6. Produktifitas tenaga kerja menjadi dua kali lipat.
7. Persejajaran stratejik yang mungkin gagal, namun berhasil memperoleh
kepercayaan dan membuahkan hasil yang luar biasa.
8. Perputaran investasi meningkat tajam, dalam satu proses perubahan berskala
penuh.
9. Waktu kontrol meningkat tajam. Misalnya beranjak dari perbandingan 1:5
menjadi 1:50.
10. Tenaga kerja memikul tanggung jawab penuh dan bisa
dipertanggungjawabkan demi sukses mencapai sasaran perusahaan.
11. Konflik berkurang karena hubungan kerja terbuka dan kepercayaan telah
terbangun.
12. Perpaduan antara kolaboratif dengan kemitraan membuat setiap anggota
menuju kearah yang sama.
13. Organisasi berswasembada dalam menunjang kemampuan perusahaan.
2.2. Jejaring Kerja (Networking)
Dalam jejaring kerja terdapat bermacam-macam model prilaku yang
bermaksud mengembangkan dan memelihara hubungan dengan orang-orang penting
yang dapat memberi informasi dan bantuan, baik dari dalam maupun luar organisasi.
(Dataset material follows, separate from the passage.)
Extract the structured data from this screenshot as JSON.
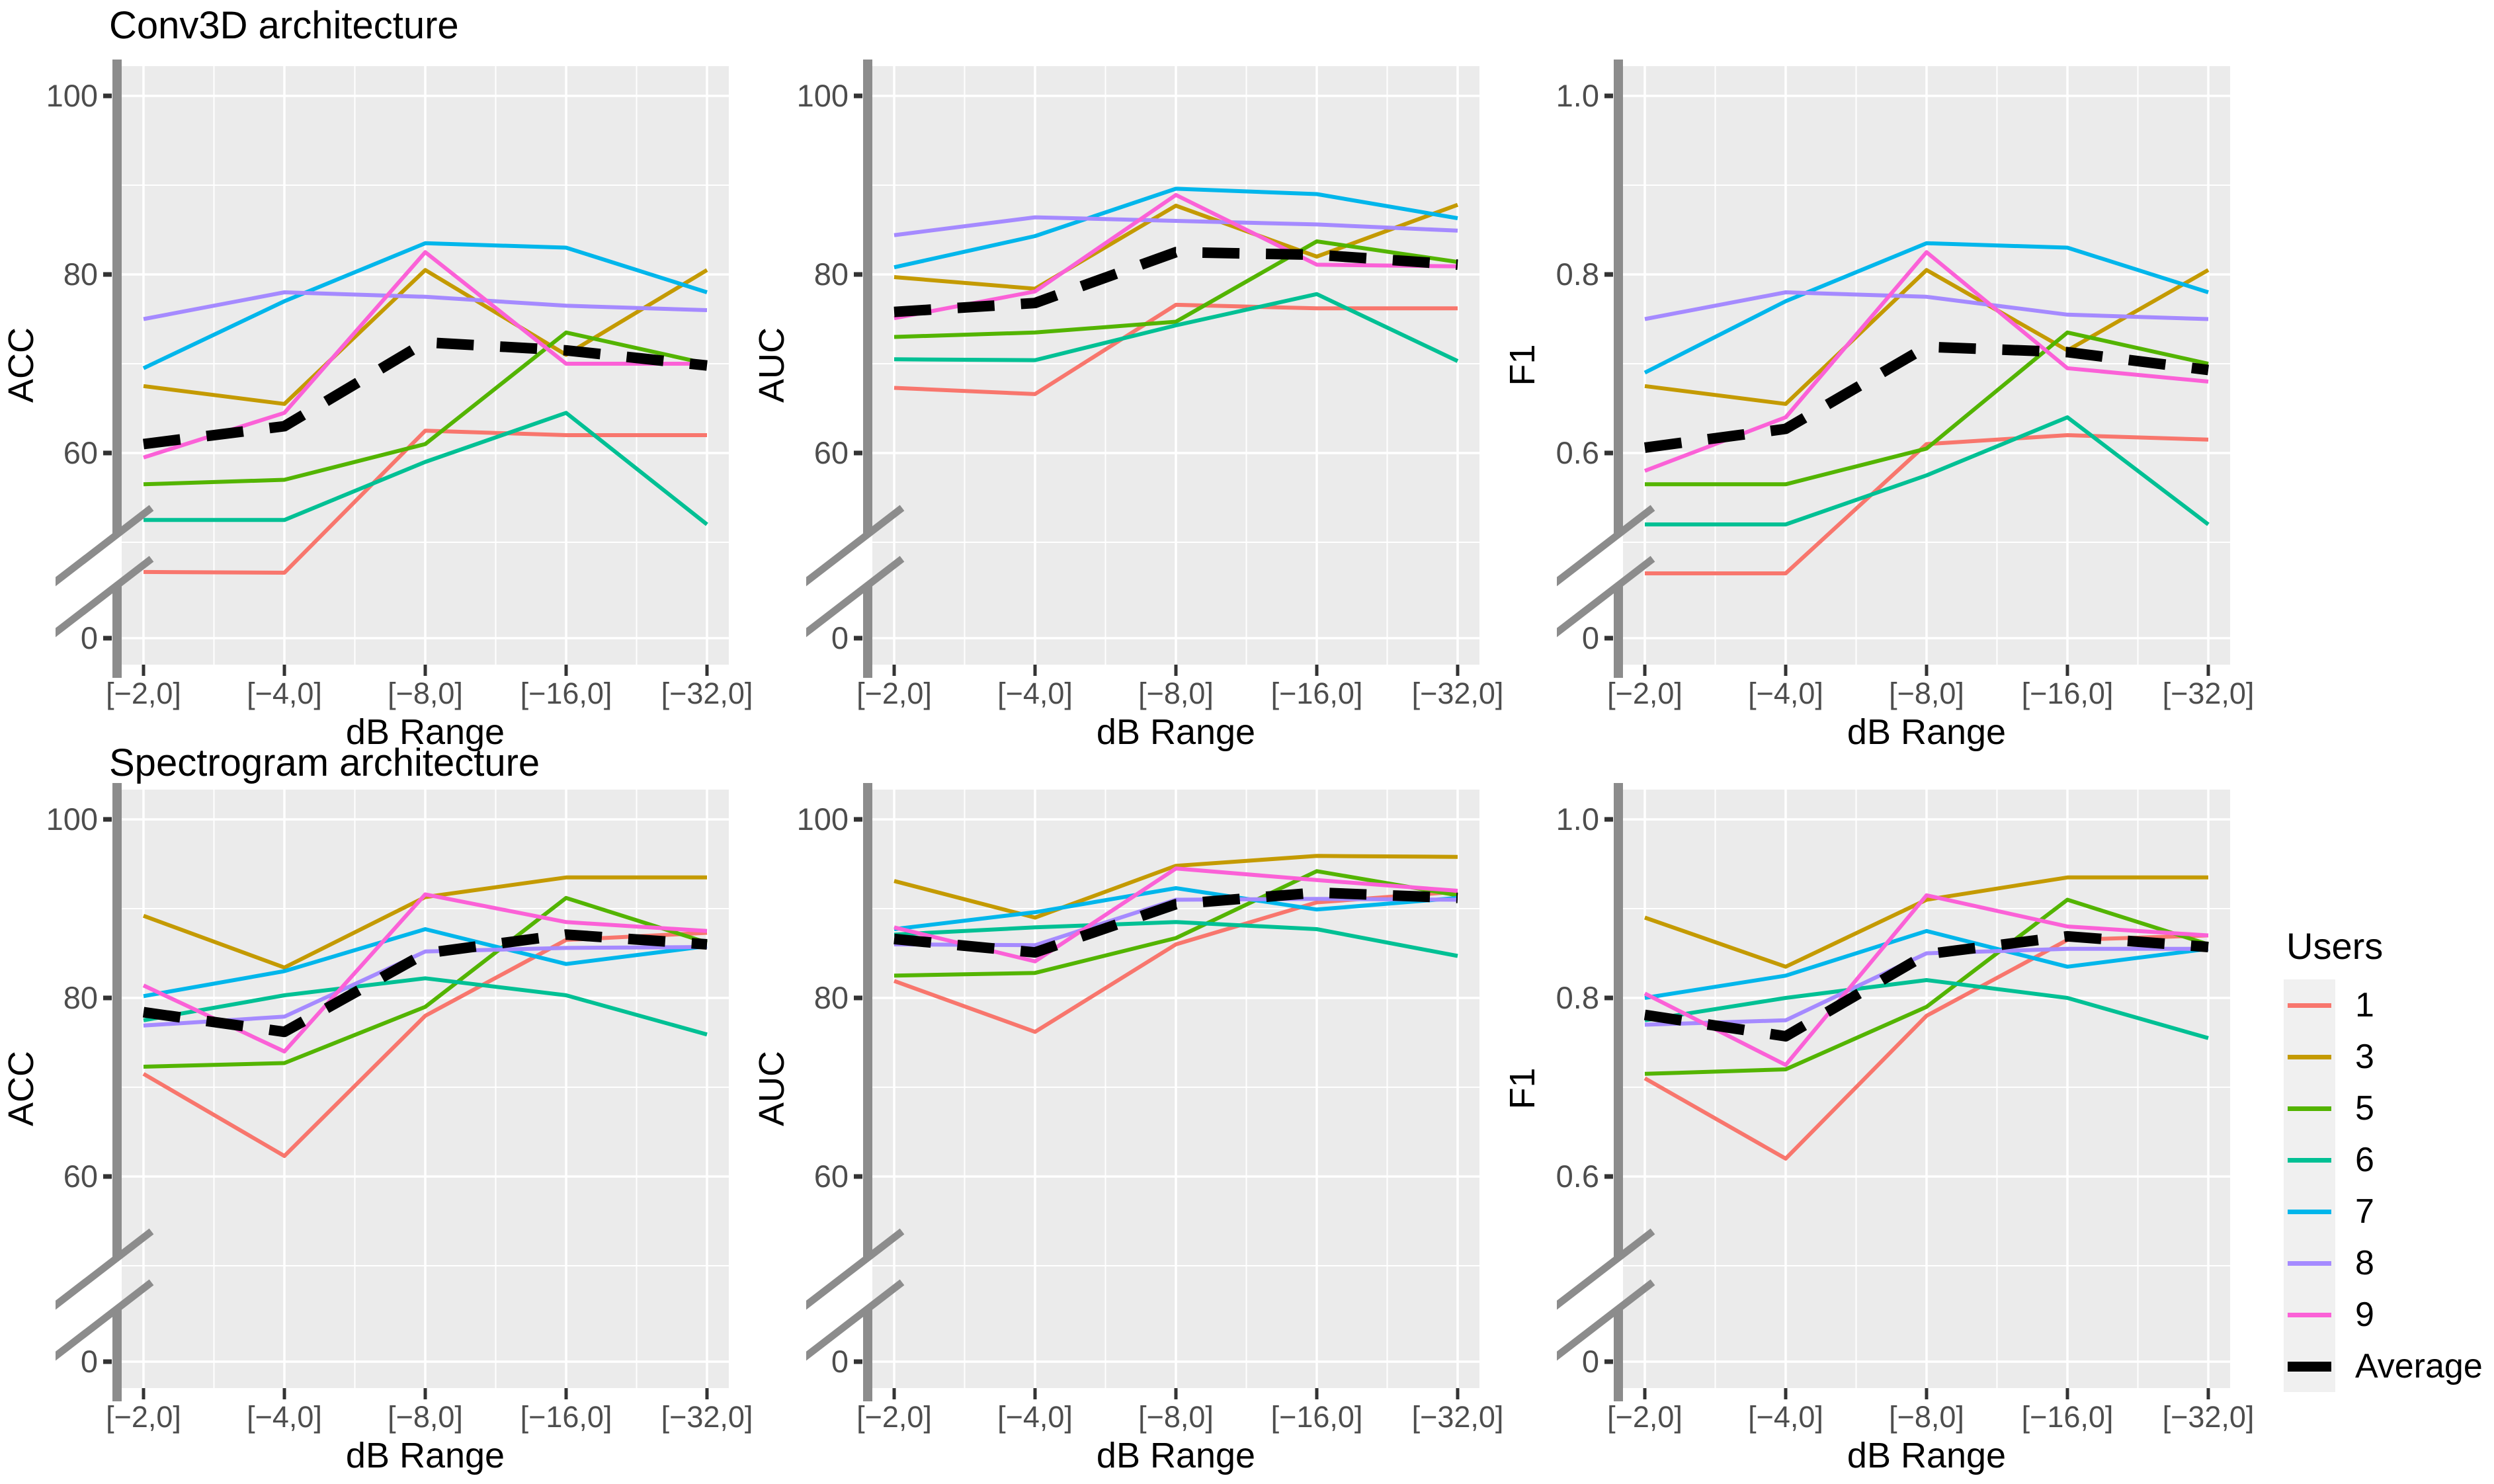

Pada umumnya, perilaku networking melibatkan bawahan langsung, pimpinan
menengah maupun pimpinan puncak.
Selain itu ada juga networking yang melibatkan orang-orang dalam organisasi
manajer, seperti kawan sebaya, orang-orang muda sebagai bawahan, atau orang-orang
yang lebih berpengalaman sebagai pimpinan. Ada juga networking yang
mengikutsertakan orang luar organisasi (external networking). Misalnya dengan
klien, pelanggan, dan penyalur.
Ada berbagai bentuk perilaku networking. Misalnya sosial networking
termasuk di dalamnya diskusi/pembicaraan informasi yang tidak ada hubunganya
dengan pekerjaan (misalnya olah raga, liburan keluarga dan hobi), sosialisasi,
pertemuan atau kegiatan sosial, saling mengirim kartu atau surat, ikut serta dalam
rekreasi dan aktifitas yang menyenangkan dengan orang lain (misalnya olah raga
handsball, bowling, tenis atau golf, bahkan mungkin dansa), atau ikut dalam asosiasi
profesional dan saling mengunjungi atau rapat sambil makan siang. Alat yang dapat
dipergunakan untuk jejaring kerja adalah perilaku yang diharapkan dapat
mengembangkan dan saling tukar menukar hubungan dengan manajer lain,
sepertimemberikan bantuan dan bekerja dengan baik sehingga dapat menghasilkan
penghargaan, serta membantu menyediakan informasi.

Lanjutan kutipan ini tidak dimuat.